Not only is there a long list of securities you can invest in, but there are also several brokerages that can help you do it.

While these companies are great at marketing, it’s rarely a good idea to go with the first offer you see.


It’s important to know what type of brokerages are out there, as well as what your investment goals are and how you want to achieve them.

Types of Brokerage Firms

There are three types of brokerages that can help you invest your money.

The right one for you will depend on the type of service you need and how much control you want over your account.

1. Full-Service Brokers

As the name suggests, full-service brokers offer investors more hands-on assistance.

This typically includes having an advisor assigned to you personally. The advisor will manage your funds for you with your input.

Some full-service brokers offer access to more specialized services, such as investing in IPOs.

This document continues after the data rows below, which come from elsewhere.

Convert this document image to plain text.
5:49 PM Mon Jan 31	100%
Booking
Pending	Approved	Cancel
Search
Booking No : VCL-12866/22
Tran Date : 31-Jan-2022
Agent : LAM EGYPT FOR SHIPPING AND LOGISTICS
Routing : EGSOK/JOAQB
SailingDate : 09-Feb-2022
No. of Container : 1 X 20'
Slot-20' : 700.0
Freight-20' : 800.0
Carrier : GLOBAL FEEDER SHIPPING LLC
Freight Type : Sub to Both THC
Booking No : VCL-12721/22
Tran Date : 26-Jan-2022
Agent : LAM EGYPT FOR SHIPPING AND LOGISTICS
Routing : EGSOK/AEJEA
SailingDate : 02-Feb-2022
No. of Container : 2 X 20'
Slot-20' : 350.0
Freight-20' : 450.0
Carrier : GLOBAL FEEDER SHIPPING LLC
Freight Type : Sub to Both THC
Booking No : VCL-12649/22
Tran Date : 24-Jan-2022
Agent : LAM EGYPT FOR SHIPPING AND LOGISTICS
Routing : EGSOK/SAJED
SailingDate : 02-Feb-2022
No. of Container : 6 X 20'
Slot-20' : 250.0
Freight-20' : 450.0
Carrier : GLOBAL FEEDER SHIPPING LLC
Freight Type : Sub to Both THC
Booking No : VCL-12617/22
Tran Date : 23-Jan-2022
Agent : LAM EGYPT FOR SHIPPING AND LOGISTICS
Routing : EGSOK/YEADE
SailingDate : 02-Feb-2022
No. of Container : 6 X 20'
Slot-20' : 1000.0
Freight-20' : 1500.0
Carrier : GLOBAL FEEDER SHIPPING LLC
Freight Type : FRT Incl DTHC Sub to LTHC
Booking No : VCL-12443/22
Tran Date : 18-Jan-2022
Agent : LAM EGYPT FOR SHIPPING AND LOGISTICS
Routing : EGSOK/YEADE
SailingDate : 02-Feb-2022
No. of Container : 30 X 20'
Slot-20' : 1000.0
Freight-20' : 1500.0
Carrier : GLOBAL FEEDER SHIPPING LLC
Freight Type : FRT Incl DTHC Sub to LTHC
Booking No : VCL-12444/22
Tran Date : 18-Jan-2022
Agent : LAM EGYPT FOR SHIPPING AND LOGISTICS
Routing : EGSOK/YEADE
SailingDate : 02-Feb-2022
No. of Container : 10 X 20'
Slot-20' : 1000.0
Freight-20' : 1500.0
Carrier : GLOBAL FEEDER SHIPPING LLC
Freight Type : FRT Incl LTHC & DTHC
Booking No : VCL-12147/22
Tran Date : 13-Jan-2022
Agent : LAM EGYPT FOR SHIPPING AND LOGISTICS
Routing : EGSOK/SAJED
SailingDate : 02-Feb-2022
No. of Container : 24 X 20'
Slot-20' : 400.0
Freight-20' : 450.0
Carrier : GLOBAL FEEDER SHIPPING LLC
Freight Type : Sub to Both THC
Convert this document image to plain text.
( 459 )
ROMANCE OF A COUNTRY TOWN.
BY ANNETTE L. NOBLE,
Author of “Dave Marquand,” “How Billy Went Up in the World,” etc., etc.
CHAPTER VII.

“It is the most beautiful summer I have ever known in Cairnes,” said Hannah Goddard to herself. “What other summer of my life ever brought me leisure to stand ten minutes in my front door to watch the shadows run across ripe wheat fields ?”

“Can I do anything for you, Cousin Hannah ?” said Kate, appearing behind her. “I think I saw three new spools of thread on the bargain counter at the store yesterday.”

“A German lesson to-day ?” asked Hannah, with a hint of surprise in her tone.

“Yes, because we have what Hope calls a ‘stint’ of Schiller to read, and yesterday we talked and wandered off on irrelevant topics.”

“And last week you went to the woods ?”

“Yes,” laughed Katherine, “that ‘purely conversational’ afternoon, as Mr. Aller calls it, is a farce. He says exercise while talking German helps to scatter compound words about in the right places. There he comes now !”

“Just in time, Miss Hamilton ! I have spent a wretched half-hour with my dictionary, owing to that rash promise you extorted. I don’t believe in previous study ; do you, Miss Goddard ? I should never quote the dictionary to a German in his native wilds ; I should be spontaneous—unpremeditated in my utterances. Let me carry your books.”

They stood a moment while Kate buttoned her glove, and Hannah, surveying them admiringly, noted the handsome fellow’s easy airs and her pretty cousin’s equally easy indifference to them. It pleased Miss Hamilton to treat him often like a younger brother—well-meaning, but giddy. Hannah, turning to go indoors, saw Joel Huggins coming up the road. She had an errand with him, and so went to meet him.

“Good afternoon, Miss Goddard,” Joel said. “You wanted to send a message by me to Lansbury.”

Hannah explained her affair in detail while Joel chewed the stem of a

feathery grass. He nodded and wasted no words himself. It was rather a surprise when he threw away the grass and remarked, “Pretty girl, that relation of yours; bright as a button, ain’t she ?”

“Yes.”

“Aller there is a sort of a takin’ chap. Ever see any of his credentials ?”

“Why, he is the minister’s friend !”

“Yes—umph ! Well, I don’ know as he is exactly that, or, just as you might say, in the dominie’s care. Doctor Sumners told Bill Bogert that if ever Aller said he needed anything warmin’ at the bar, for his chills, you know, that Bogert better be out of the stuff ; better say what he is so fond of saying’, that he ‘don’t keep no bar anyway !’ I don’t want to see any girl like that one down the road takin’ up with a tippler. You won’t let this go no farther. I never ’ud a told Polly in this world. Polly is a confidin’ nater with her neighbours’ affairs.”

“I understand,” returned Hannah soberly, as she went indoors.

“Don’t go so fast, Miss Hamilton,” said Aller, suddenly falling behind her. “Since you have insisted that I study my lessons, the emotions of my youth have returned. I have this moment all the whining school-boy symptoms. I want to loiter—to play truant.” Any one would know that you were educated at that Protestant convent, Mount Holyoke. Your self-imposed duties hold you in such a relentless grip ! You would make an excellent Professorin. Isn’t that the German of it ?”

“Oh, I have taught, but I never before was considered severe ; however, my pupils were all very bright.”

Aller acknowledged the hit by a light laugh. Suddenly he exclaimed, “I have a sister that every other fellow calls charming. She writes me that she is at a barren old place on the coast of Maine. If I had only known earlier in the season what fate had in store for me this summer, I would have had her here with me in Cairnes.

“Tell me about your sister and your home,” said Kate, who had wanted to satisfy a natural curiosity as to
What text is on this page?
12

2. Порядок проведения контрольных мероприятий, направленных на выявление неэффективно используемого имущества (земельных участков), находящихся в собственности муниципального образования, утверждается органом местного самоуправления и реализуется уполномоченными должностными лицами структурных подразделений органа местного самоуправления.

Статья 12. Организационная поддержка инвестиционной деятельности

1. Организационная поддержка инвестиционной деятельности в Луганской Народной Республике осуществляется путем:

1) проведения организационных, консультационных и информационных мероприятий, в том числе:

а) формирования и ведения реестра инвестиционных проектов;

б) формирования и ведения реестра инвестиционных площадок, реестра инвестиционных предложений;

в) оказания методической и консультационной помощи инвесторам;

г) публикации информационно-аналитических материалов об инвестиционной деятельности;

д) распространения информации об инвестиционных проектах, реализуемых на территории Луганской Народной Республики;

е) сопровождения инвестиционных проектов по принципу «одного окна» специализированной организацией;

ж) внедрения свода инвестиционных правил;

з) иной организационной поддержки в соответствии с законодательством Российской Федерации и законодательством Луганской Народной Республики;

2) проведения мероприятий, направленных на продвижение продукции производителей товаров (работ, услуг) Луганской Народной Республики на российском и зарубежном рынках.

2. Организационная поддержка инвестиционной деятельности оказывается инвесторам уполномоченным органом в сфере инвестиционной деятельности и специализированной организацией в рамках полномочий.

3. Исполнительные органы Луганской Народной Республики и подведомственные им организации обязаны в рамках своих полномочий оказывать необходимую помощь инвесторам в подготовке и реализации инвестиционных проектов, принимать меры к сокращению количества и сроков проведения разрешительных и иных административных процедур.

You may even get help with your estate planning, which can help down the road when you’re nearing retirement.

For all these services, though, you’ll typically pay a high price.

Full-service brokers tend to be the most expensive of the three types of brokerages.

They’re best for high-wealth investors who can afford to pay high fees to have someone else manage their money.

Some full-service brokerages include:

  • Edward Jones
  • Merrill Lynch
  • Morgan Stanley

The big national banks also provide full-fledged brokerage and investment services.

2. Discount Brokers

Discount brokerage firms typically have a self-service model.

They typically charge much lower fees than what full-service brokers charge.

They don’t provide much in the way of personalized investment advice.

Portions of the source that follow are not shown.